Other studies, Veg-04A and Veg-04B, helped determine how lighting and fertilizers affect plant growth in space. Scientists discovered that different light spectra, red and blue, partly determine the nutritional value of leafy crops. In the joint NASA–ESA Plant Signaling project, the effects of gravity on germinated seeds were studied in detail. With the participation of the Japan Aerospace Exploration Agency (JAXA), researchers also confirmed the role of auxins, or plant hormones, in root system growth under space conditions.

In 2017, another plant-growing system was added to the ISS alongside Veggie: the Advanced Plant Habitat (APH), a highly automated setup requiring minimal human involvement. APH is a closed life-support system with a chamber for various experiments that make it possible to analyze what determines the taste of plants grown in space and how the space environment affects their genetic structure.

What’s next?

The study of auxins, to which Japanese scientists contributed, will help build more efficient space-based systems for growing plants. Meanwhile, the results of the Plant Signaling project will make it possible to create plant varieties that are more resistant to harsh conditions through genetic modification. At the University of Adelaide in Australia, the P4S research group is working on developing nutritious plants that produce zero waste, such as duckweed, in order to tailor cultivation methods to the needs of astronauts hundreds of thousands of kilometers from Earth. Currently, scientists from P4S and NASA are jointly developing a platform that will allow astronauts to grow their own food during long-duration deep space missions.

Scientists from the Lunar Effects on Agricultural Flora (LEAF) project are also studying the factors that most strongly influence plant growth in space. The project will cover key scenarios for cultivating plants on the Moon and beyond and is being carried out in partnership with NASA under the leadership of Space Lab Technologies. According to Space Lab, “once seedlings are delivered back to Earth by the Artemis III mission, the research team will use advanced systems biology tools to study physiological responses at the molecular level.”

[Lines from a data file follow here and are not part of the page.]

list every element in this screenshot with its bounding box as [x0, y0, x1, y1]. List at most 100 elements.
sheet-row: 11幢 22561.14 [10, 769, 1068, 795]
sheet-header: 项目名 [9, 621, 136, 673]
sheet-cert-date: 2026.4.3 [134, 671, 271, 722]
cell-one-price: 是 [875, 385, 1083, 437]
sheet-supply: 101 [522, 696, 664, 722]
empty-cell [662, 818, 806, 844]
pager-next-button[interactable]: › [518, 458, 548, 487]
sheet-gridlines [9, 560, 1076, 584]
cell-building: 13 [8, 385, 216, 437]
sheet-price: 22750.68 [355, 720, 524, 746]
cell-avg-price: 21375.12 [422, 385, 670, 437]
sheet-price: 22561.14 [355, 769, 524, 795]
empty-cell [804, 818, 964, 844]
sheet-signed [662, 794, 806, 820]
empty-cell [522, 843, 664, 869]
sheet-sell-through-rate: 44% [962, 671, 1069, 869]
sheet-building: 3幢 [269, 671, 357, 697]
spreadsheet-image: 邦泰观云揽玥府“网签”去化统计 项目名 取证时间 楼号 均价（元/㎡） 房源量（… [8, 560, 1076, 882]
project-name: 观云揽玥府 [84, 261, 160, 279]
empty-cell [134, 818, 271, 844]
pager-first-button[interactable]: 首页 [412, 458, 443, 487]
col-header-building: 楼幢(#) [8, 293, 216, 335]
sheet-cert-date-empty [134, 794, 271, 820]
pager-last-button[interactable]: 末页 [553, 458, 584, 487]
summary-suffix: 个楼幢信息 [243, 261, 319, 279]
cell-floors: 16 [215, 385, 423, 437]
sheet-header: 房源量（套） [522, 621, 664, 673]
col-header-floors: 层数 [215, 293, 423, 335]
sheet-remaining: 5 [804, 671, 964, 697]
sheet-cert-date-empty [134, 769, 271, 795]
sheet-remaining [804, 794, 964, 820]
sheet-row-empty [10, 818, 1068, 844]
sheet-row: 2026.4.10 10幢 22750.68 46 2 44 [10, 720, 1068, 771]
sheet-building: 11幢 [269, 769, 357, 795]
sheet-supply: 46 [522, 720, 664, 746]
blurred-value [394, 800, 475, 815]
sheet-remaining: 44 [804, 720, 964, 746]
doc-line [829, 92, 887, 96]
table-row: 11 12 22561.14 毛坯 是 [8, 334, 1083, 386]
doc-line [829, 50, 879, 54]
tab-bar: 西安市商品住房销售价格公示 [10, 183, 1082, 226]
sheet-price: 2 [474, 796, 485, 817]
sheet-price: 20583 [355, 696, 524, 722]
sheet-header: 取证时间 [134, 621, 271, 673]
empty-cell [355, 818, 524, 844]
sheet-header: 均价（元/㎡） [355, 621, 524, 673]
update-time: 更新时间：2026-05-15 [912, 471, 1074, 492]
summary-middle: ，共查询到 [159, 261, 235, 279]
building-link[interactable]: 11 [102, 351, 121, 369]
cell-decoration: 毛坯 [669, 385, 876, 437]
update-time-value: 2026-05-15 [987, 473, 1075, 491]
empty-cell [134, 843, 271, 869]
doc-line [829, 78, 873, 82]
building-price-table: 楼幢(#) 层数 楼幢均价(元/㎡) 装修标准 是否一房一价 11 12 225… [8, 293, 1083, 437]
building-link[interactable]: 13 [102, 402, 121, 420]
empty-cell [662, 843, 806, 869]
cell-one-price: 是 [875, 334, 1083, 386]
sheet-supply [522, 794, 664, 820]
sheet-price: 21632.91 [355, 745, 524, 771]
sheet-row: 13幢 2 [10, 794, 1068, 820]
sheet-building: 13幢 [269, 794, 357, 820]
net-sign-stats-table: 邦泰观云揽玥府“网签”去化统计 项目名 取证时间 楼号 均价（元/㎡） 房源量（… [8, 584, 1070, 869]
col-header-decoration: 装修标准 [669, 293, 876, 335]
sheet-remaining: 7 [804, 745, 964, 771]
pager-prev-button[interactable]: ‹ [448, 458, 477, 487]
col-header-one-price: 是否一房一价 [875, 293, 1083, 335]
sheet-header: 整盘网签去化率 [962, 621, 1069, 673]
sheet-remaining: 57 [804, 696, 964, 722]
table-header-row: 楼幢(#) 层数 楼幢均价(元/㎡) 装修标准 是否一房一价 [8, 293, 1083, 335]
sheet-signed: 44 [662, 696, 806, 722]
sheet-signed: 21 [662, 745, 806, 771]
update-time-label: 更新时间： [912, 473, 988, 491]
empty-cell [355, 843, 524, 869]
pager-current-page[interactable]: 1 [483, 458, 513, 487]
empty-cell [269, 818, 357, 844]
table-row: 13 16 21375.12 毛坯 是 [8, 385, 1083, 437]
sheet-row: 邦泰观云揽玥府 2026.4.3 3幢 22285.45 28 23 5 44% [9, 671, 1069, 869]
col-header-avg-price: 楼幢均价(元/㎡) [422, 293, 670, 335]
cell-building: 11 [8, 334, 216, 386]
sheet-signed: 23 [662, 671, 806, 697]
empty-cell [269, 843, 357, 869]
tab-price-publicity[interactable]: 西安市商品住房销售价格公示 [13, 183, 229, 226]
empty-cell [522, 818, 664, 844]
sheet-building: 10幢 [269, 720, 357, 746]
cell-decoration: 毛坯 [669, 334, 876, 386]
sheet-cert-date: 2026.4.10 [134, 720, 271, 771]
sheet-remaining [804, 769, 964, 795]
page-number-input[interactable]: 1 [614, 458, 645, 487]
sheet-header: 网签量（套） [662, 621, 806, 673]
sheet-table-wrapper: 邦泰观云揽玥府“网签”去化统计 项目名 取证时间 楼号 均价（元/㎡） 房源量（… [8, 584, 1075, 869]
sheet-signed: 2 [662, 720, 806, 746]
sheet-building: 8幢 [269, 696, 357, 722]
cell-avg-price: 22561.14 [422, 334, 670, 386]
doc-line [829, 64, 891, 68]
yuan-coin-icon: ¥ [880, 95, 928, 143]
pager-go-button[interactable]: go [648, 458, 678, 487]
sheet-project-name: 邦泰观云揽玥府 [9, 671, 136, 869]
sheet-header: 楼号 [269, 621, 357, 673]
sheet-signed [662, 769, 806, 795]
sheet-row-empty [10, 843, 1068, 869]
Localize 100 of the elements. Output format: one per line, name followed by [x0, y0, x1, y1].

As part of the LEAF project, a 40-kilogram chamber with a volume of 35 liters will be transferred from the landing module to the lunar surface. It will be powered by two solar panels, and water will be supplied using a piston system, enabling plant cultivation in deep space via hydroponics. Some plants will be returned to Earth just a few days after the space journey, but the majority will remain on the Moon for further study. The plant species involved have previously been grown on the ISS: Arabidopsis, duckweed (Wolffia), and a variety of turnip (Brassica rapa). Duckweed is of particular interest because it is highly nutritious, produces very little waste, and grows rapidly: its biomass doubles roughly every two days.

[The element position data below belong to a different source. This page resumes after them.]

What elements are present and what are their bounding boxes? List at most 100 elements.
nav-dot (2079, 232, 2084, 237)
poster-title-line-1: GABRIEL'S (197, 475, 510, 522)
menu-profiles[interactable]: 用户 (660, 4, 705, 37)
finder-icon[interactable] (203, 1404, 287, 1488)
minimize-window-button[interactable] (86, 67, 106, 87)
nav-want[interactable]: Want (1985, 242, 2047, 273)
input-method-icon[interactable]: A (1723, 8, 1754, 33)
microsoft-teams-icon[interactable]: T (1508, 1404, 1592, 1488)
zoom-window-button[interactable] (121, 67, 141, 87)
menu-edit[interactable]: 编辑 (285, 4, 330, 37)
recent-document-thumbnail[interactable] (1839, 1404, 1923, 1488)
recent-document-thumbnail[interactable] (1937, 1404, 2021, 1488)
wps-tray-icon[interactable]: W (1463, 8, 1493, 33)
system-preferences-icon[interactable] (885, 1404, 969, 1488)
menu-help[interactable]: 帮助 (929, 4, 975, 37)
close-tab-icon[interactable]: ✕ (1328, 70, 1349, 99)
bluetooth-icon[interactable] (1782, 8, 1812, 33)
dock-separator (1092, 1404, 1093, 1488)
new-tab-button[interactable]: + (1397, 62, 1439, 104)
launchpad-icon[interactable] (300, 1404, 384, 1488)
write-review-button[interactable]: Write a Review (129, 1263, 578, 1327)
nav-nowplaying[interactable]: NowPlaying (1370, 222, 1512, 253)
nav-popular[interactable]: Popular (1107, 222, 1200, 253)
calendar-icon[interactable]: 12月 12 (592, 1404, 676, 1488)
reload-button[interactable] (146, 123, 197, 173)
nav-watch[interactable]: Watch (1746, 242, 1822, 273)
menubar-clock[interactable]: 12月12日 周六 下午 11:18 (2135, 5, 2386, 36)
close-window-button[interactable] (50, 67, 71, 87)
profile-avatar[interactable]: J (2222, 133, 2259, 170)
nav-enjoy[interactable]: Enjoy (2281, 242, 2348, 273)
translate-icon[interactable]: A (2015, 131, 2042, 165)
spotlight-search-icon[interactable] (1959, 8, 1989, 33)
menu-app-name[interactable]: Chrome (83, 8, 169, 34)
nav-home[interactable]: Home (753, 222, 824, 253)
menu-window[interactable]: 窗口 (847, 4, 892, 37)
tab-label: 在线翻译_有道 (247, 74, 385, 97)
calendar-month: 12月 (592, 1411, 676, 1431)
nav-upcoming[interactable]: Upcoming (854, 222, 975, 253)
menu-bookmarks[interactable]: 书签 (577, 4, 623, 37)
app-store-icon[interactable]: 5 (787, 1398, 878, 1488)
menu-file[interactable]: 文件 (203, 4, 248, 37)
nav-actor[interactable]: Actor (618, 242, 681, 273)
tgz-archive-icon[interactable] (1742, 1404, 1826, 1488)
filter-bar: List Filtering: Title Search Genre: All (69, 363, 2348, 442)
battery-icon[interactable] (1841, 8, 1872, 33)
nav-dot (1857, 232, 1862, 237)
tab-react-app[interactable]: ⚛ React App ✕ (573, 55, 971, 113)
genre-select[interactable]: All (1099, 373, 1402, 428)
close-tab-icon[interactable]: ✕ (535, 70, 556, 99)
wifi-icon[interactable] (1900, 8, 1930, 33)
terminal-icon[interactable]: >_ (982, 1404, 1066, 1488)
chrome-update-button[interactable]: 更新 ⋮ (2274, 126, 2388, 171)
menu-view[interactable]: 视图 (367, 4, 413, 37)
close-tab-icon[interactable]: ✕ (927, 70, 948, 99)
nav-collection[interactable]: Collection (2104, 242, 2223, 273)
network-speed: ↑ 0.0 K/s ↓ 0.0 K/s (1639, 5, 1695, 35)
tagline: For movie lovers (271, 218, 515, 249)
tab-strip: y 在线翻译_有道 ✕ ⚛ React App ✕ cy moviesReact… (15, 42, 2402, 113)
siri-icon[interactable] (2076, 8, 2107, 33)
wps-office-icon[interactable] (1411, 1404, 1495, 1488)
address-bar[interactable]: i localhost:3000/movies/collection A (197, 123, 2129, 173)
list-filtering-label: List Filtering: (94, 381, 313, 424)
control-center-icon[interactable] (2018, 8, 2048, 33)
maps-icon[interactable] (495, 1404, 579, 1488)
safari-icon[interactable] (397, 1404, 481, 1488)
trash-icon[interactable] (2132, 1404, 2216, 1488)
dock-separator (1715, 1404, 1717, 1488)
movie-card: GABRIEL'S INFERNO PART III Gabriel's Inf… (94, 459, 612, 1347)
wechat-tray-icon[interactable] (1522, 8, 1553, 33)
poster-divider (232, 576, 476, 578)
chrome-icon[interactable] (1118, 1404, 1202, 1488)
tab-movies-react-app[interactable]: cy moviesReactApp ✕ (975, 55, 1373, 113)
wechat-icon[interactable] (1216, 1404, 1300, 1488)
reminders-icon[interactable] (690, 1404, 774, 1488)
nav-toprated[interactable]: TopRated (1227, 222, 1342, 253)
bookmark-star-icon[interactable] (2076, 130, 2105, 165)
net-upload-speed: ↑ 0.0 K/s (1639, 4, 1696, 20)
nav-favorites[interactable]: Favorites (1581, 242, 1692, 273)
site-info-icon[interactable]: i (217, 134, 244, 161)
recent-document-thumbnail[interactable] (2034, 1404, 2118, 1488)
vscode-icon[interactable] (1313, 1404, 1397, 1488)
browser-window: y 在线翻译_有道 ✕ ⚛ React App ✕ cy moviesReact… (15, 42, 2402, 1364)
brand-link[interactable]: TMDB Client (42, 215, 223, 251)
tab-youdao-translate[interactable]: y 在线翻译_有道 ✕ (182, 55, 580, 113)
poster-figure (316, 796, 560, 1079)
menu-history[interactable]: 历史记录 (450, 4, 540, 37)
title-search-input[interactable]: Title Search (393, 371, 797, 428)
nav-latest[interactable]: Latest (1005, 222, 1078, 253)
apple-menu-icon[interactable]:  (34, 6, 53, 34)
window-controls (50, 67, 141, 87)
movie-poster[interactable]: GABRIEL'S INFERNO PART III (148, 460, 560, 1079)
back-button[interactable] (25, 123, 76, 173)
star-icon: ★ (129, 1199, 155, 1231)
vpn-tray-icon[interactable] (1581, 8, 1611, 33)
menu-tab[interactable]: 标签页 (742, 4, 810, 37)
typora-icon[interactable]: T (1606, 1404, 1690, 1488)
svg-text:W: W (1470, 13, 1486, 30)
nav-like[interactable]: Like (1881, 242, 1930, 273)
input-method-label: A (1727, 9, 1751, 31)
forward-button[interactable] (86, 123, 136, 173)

Fungi, which are closely associated with plants in nature, could also become a part of future space stations — in a literal sense. Using mycelium grown on the Moon or Mars, astronauts could construct strong, safe, and environmentally friendly structures on-site. NASA is exploring this approach through the Mycotecture Off Planet project. In the future, astronauts could even carry a compact structure made of lightweight material containing fungal spores. Once water is added, the structure would expand and transform into a fully functional habitat for humans.

Another intriguing possibility involves cultivating space gardens and farms for medical purposes. This would go beyond providing psychological benefits for astronauts in long-term isolation and would include serving as a source of pharmaceutical compounds. Currently, NASA’s Food and Pharmaceutical Synthesis Division (FPSD) is experimentally synthesizing medicines from plants and microorganisms. One example is spirulina, which could be used as a basis for producing aspirin. There is also the possibility of sending genetically modified seeds into space, allowing astronauts to grow plants for medical use. This would enable crews on the Moon or Mars to respond relatively quickly to health threats. Obviously, though, the proper conditions for agriculture would first need to be established, and astronauts would need to be properly trained to produce and purify medicines from these plants.